In previous studies, odd-numbered long-chain fatty acyl-CoA species, such as 17:0-CoA, were used as the IS (22, 23). However, significant levels of PLs with odd-numbered FAs are observed in mammalian tissues as we have reported previously (8, 32), raising the possibility that the total amount of IS in each sample is influenced by the endogenous odd-numbered fatty acyl-CoA species. To circumvent this issue, we chemically synthesized D31-16:0-CoA as the IS compound. As expected, significant amounts of odd-numbered acyl-CoA species were observed in both the fibroblasts and HeLa cells. For instance, the proportion of 17:0-CoA to total acyl-CoA quantified was 2.6–2.9% (11.4–42.1 pmol/mg protein) in the fibroblasts and 1.1–1.4% (1.8–2.5 pmol/mg protein) in the ABCD1-KO HeLa cells, showing the advantages of stable isotopically labeled fatty acyl-CoA in the quantitative analysis of acyl-CoA species by LC-MS. In this study, D31-16:0-CoA was used as the IS compound and the peak area of each acyl-CoA species was normalized by the peak area of D31-16:0-CoA. Because each acyl-CoA did not co-elute with the IS, our present method corresponds to the level 3 type of quantitation as defined by the Lipidomics Standards Initiative (https://lipidomics-standards-initiative.org). To estimate the difference of ionization efficiency between each long chain acyl-CoA and VLCFA-CoA species, we generated the two dilution series of 17:0-CoA and 26:0-CoA and analyzed the peak area of each analyte. We found that the electrospray ionization efficiency of 26:0-CoA was almost one-ninth of 17:0-CoA (data not shown). Because both acyl chain length and retention time of D31-16:0-CoA are close to those of 17:0-CoA rather than 26:0-CoA, these results indicate that the amounts of VLCFA-CoA species with fewer number of double bonds in their acyl chain moiety were underestimated in this study, and the amount of 26:1-CoA may be much higher than that of 18:1-CoA in both X-ALD fibroblasts and ABCD1-deficient HeLa cells. The ionization efficiency can be influenced by ion suppression or ion enhancement depending on the mobile phase conditions and the presence of coeluting compounds (24), and it is desirable to prepare an IS compound for each acyl-CoA species for absolute quantitation. If stable isotopically labeled CoA is abundantly available, the preparation of each IS compound may be facilitated by a condensation reaction between each nonlabeled FA and the labeled CoA as conducted in this study.

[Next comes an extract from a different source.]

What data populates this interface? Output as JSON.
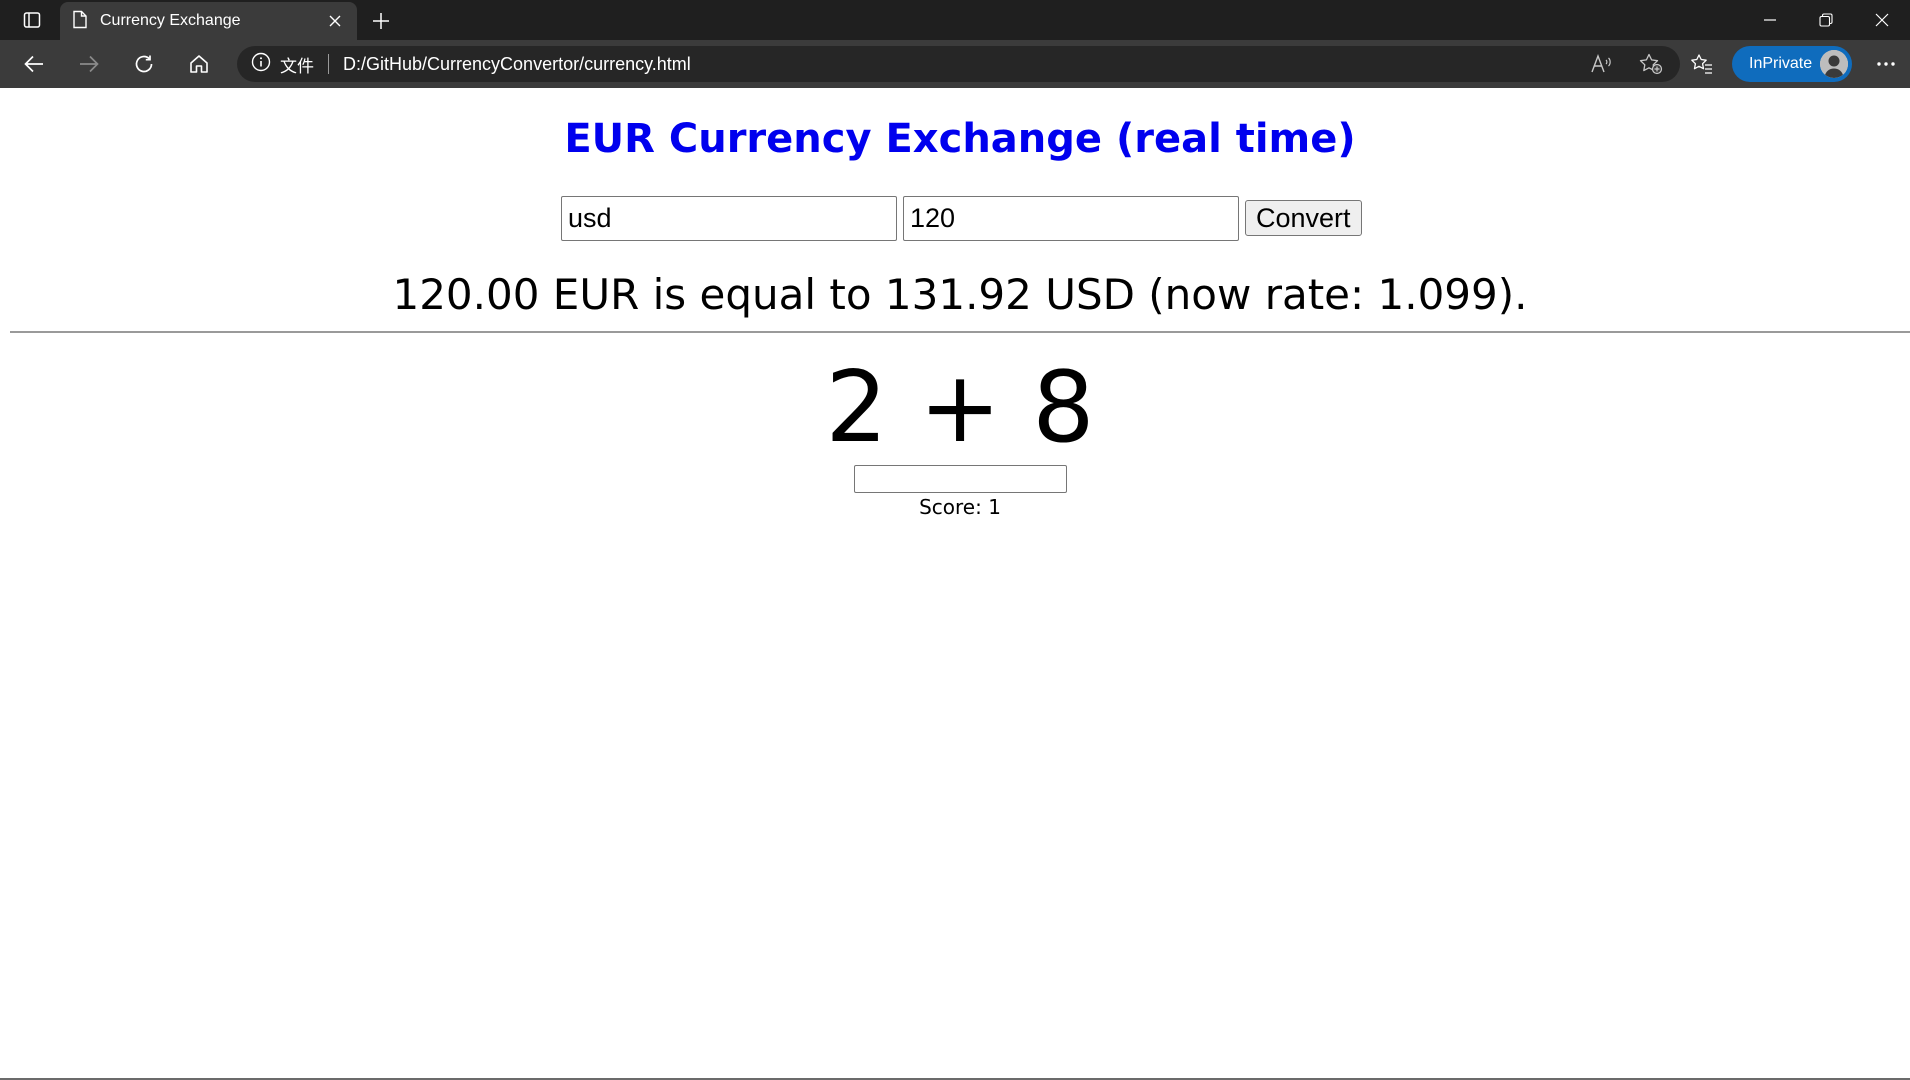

In conclusion, we profiled the pool of intracellular acyl-CoA in X-ALD fibroblasts and ABCKD-KO HeLa cells and revealed that 26:1-CoA, but not 26:0-CoA, was the most abundantly accumulated VLCFA-CoA in both cell types. In addition, we conducted pulse-chase experiments using stable isotope-labeled FA and clarified that 26:1-CoA was efficiently synthesized from FA 18:1. Furthermore, we showed that 26:1-CoA is efficiently turned over in the absence of ABCD1, illustrating the efficiency of the ABCD1-independent machinery that metabolizes VLCFA-CoA.